At a glance the assigned role looked correct but after some more double checking I realised that I’d overlooked how CloudFormation works. When we’d deleted the stack and recreated it the resources had been recreated but with different unique identifiers - the awkward string at the end that I’d just assumed was correct. I went back to the IAM tab in the web console and confirmed that the instance was still using the value from before we reapplied the templates. A quick meta-data lookup verified this -

$ curl http://169.254.169.254/latest/meta-data/iam/info | grep Last
  "LastUpdated" : "2013-08-30T14:00:42Z",

The meta-data is set at instance creation time and is not (apart from a very small selection of dynamic data) updated during the life of the instance. Even by a reboot (yes, we tried that too). While it’s nice to know what actually happened and how to debug these kind of issues in the future this does mean we’ll need to spend some more time thinking about if we use this approach. The development environments spin though instances quickly enough that changing the associated IAM templates wouldn’t cause a major issue but the staging and production environments have longer running instances that could suddenly find their access revoked if we had to update the template. We’re going to have to make the choice about consistency in using CloudFormation for this vs using another tool that will keep the resource names the same to avoid surprised. So much for consolidating the tool chain.

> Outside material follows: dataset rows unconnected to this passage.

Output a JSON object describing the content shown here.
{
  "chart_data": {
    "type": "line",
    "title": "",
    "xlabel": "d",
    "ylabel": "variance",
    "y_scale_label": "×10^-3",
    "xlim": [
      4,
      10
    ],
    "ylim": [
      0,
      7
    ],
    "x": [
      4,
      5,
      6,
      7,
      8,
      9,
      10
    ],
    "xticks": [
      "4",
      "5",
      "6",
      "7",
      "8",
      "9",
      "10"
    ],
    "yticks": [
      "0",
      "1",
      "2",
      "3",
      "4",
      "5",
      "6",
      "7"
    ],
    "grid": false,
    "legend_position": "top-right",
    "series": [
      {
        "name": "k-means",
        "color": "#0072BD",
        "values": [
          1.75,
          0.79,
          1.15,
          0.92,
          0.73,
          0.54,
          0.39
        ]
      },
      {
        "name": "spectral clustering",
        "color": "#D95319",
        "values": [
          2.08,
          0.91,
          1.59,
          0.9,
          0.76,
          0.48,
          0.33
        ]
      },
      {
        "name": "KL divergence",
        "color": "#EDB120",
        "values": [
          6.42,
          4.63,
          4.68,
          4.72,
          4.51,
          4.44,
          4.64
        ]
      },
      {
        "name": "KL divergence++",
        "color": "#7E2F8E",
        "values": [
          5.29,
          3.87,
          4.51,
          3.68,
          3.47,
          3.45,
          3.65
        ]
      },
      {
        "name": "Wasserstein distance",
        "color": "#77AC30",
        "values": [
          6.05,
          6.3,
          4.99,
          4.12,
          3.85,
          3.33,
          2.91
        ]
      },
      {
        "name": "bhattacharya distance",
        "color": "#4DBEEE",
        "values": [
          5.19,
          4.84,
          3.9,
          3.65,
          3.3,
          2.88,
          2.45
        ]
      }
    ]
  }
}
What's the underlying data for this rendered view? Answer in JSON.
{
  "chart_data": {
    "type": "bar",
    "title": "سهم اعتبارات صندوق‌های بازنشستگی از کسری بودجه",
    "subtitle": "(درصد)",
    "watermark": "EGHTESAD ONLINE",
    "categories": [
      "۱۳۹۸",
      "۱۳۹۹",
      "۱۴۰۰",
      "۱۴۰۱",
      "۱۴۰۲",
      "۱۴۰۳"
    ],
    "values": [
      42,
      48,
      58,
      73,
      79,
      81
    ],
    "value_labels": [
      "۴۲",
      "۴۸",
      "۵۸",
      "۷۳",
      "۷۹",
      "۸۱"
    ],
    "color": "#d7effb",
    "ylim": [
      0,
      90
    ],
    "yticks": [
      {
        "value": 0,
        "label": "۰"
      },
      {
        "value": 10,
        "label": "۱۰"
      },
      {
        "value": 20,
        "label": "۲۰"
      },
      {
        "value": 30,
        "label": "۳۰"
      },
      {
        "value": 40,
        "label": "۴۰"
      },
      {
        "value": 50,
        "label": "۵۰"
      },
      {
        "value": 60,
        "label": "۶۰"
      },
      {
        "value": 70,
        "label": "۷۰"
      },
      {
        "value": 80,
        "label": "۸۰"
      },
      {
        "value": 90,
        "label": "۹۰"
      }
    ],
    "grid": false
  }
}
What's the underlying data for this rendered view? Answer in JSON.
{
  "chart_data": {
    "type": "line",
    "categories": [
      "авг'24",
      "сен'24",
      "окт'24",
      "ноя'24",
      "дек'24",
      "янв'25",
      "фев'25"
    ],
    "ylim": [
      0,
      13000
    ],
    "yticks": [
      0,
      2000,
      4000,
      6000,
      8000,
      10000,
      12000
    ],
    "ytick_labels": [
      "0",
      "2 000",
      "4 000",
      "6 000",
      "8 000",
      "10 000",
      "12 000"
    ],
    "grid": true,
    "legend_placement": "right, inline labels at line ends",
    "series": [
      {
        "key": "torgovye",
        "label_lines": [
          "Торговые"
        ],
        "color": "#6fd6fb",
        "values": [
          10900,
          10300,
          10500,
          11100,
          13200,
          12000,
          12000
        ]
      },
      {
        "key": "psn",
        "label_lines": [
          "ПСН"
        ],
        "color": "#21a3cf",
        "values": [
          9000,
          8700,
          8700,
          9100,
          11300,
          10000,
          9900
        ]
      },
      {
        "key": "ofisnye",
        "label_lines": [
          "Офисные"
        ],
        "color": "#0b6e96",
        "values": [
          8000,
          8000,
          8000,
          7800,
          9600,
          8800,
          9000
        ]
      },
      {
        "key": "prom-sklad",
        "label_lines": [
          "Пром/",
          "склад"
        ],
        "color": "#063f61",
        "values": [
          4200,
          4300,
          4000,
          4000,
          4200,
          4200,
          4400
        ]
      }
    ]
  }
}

While on this journey I also hit -

The version of s3cmd that comes with certain distros predates EC2 instance IAM roles and so downloads from S3 don't work. This is fixed in modern versions and thanks to FPM packaging a new version was a quick task.
The list of allowed characters for S3 bucket names differs between the web interface and CloudFormation. The CloudFormation template validation requires resource names to be alphanumeric while the web interface doesn't.